Au Portugal, la consommation de l’ensemble des substances a été décriminalisée en 2000 ; elle reste une infraction administrative. Si une personne est interpellée pour consommation ou en possession d’une quantité inférieure à un seuil déterminé (4) pour distinguer entre consommateur et dealer, sa situation est examinée par une commission spéciale composée de juristes, de travailleurs sociaux, de personnels médicaux, de psychologues. Le but est d’évaluer si l’usage est problématique. Si c’est le cas, un accompagnement médical spécial sera mis en place. En France, on a beaucoup de mal à distinguer usage et consommation problématique. Au contraire, on a tendance à tout faire passer par le spectre médical en considérant qu’un usager est soit un délinquant, soit un malade.
En France, on a beaucoup de mal à distinguer usage et consommation problématique.
Au Portugal, les effectifs de police judiciaire et les moyens matériels et financiers sont ainsi redirigés vers la prévention : programmes d’échanges de seringues, campagnes de prévention, généralisation de l’accès aux traitements de substitution. C’est la fin d’un gaspillage budgétaire important. En quinze ans, le nombre d’utilisateurs a été réduit par deux, toutes substances confondues, et le pays présente aujourd’hui un des taux de contaminations les plus faibles d’Europe. C’est désormais un modèle éclatant de succès. Critique au moment de la mise en place de cette expérience, le très prohibitionniste International Narcotics Control Board, chargé d’évaluer l’application des conventions internationales par chacun des pays, est dithyrambique aujourd’hui. En revanche, ce système ne résout ni le problème du trafic, ni celui de la production. Mais les progrès en termes de coûts (financier, social et sanitaire) pour l’État et pour les citoyens sont fondamentaux.

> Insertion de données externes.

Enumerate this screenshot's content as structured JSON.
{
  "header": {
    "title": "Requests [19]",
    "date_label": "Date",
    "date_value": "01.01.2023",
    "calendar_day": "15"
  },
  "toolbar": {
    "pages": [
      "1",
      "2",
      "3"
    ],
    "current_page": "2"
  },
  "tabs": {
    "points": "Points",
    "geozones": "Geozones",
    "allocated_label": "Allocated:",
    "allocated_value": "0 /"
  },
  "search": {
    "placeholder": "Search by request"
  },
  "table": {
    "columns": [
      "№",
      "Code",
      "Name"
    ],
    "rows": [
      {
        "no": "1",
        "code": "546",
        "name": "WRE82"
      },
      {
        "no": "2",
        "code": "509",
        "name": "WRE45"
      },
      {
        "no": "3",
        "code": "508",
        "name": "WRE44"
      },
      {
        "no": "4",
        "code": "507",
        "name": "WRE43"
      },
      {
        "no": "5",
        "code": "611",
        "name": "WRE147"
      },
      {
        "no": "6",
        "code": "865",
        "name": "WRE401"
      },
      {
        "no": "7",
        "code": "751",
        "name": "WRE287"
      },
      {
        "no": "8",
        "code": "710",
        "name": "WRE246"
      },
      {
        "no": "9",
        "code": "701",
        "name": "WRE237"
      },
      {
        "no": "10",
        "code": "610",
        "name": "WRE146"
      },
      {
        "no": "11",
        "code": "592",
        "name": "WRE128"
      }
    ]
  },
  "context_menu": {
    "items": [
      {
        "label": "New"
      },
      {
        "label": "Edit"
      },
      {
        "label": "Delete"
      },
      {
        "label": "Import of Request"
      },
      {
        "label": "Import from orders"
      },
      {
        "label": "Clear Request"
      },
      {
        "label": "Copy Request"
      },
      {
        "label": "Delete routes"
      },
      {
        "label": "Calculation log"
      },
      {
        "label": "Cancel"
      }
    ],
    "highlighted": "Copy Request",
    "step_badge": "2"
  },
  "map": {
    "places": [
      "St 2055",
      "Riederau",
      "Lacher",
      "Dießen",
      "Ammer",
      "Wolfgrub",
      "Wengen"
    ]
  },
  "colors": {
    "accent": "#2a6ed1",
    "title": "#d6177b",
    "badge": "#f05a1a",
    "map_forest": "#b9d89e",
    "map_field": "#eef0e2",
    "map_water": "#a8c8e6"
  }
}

Prenant exemple sur le Portugal, on pourrait mettre en place un système d’évaluation pour isoler les consommations problématiques, passer d’un principe de criminalisation à un principe sanitaire et l’appliquer à toutes les substances. C’est le principe même de prohibition qui est à remettre en cause, pas la différenciation entre des substances qui seraient plus ou moins dangereuses. Une drogue, par définition, est potentiellement dangereuse, tout dépend de son mode de consommation et de l’environnement qui permettra de développer une consommation problématique ou des formes d’addiction.
Par Aliénor Minar
(1) ECHO (Expertises citoyennes horizontales) se définit comme une organisation d’un genre nouveau, au carrefour d’un laboratoire d’idées, d’un cabinet de lobbying participatif et d’une plateforme de démocratie en ligne. ECHO est l’auteur d’une pétition constatant l’échec des politiques de répression et appelant à ouvrir un grand débat national sur la question.
(2) Office des Nations unies contre la drogue et le crime.
(3) Voir Dedans-Dehors n°89, octobre 2015, pages 33-35 : « Décriminalisation de l’usage de drogues : le Portugal marque des points ».
(4) Les quantités varient selon la substance considérée. Exemple : 25g d’herbe de cannabis, 2g de cocaïne, 10g d’opium.